What if we could cure cancer without harmful chemotherapy?
One doctor, Dr. Hadiyah-Nicole Green, has done just that. She has successfully cured cancer in mice using laser-activated nanoparticles instead of chemotherapy, radiation, surgery, or other forms of treatment.
Her breakthrough made Green the first person in the world to ever successfully cure cancer in mice via laser-activated nanoparticles. The mice she tested were cured within 15 days of treatment, and all without any surgery, chemotherapy, or radiation.
This incredible breakthrough came thanks to Dr. Green’s tireless research into cancer treatment, which she became interested in after her aunt Ora Lee died of cancer. Her uncle, General Lee Smith, also suffered from cancer and had to contend with the negative side effects of chemotherapy.
Now, Green has received a $1.1 million grant from the U.S. Department of Veterans Affairs to continue her study into nanoparticle cancer treatment. This will hopefully allow her to refine and perfect the treatment so it can be used on humans. This could prevent hundreds of thousands of people from suffering from both cancer and the often horrible side effects of current cancer treatments.
Everyone should visit a doctor at least once a year, but sometimes even that doesn’t prevent us from getting a type of cancer that is currently beyond treatment. Despite our and our doctors’ best attempts to prevent and treat cancer, the effect of a diagnosis is often devastating.
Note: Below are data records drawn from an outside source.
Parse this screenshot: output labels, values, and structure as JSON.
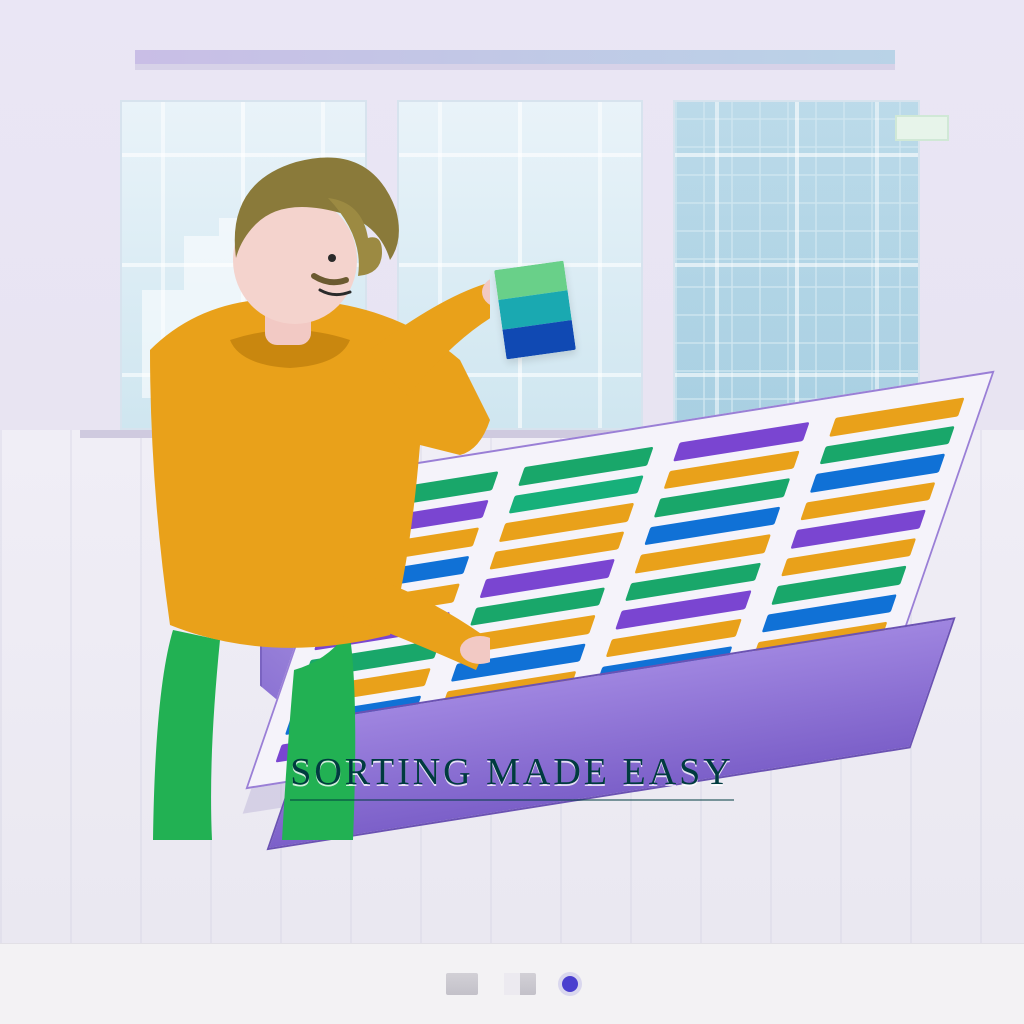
{
  "caption": "SORTING MADE EASY",
  "palette": {
    "accent_purple": "#8d74d4",
    "accent_orange": "#e9a11a",
    "accent_green": "#22b153",
    "accent_blue": "#1553c8",
    "bg_lavender": "#eae6f5",
    "text": "#003b3f"
  },
  "swatch_columns": [
    [
      "#19a76a",
      "#7a45d1",
      "#e9a11a",
      "#1071d6",
      "#e9a11a",
      "#7a45d1",
      "#19a76a",
      "#e9a11a",
      "#1071d6",
      "#7a45d1"
    ],
    [
      "#19a76a",
      "#17b07a",
      "#e9a11a",
      "#e9a11a",
      "#7a45d1",
      "#19a76a",
      "#e9a11a",
      "#1071d6",
      "#e9a11a",
      "#7a45d1"
    ],
    [
      "#7a45d1",
      "#e9a11a",
      "#19a76a",
      "#1071d6",
      "#e9a11a",
      "#19a76a",
      "#7a45d1",
      "#e9a11a",
      "#1071d6",
      "#19a76a"
    ],
    [
      "#e9a11a",
      "#19a76a",
      "#1071d6",
      "#e9a11a",
      "#7a45d1",
      "#e9a11a",
      "#19a76a",
      "#1071d6",
      "#e9a11a",
      "#7a45d1"
    ]
  ],
  "held_card_colors": [
    "#69d089",
    "#1aa9b1",
    "#1049b3"
  ],
  "carousel": {
    "total": 3,
    "active_index": 2
  }
}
Green’s revolutionary research could assist with that entire process and offer sick people better treatment options via laser-activated nanoparticles. In theory, cancer sufferers could feel better even while being treated.
Green is blazing a trail not only for cancer treatment but also for women in STEM. After attending Alabama AandM University in 1999, she went on to get a master of science in physics with a concentration in Nanobiophotonics in 2009. She also got a PhD in physics from the University of Alabama in 2012.
Being a woman, and a woman of color, in STEM and achieving all of that is not easy. Even though things are changing, with 40% of new entrepreneurs being women and the number of women-owned businesses growing at twice the rate of male-owned businesses, there are still many challenges for women in STEM.
But Green is not only making breakthroughs in the field of cancer treatment; she’s also running the Ora Lee Smith Cancer Research Foundation in memory of her late aunt. With more than 600,000 people expected to die from cancer in the U.S. this year alone, her research is more crucial than ever. About 1,660 people could die of cancer every day in 2020.
But the outlook is getting more hopeful. In addition to Green’s breakthrough treatment, cancer survival rates are generally going up. As many as 69% of people diagnosed between 2009 and 2015 were alive five years after their diagnosis. That’s up from 49% between 1975 and 1977.
Normally, a cancer diagnosis means chemotherapy, radiation, and countless side effects from treatment. And all of that equipment and treatment comes at a high cost. Trucks transported 10.77 billion tons of freight in 2017, including heavy medical equipment. Green hopes to reduce the cost and burden of cancer treatment, though.
One of her goals, along with more research into nanoparticle treatments, is to reduce the cost of cancer treatment. Green hopes to make cancer treatment accessible, affordable and effective for everyone who needs it.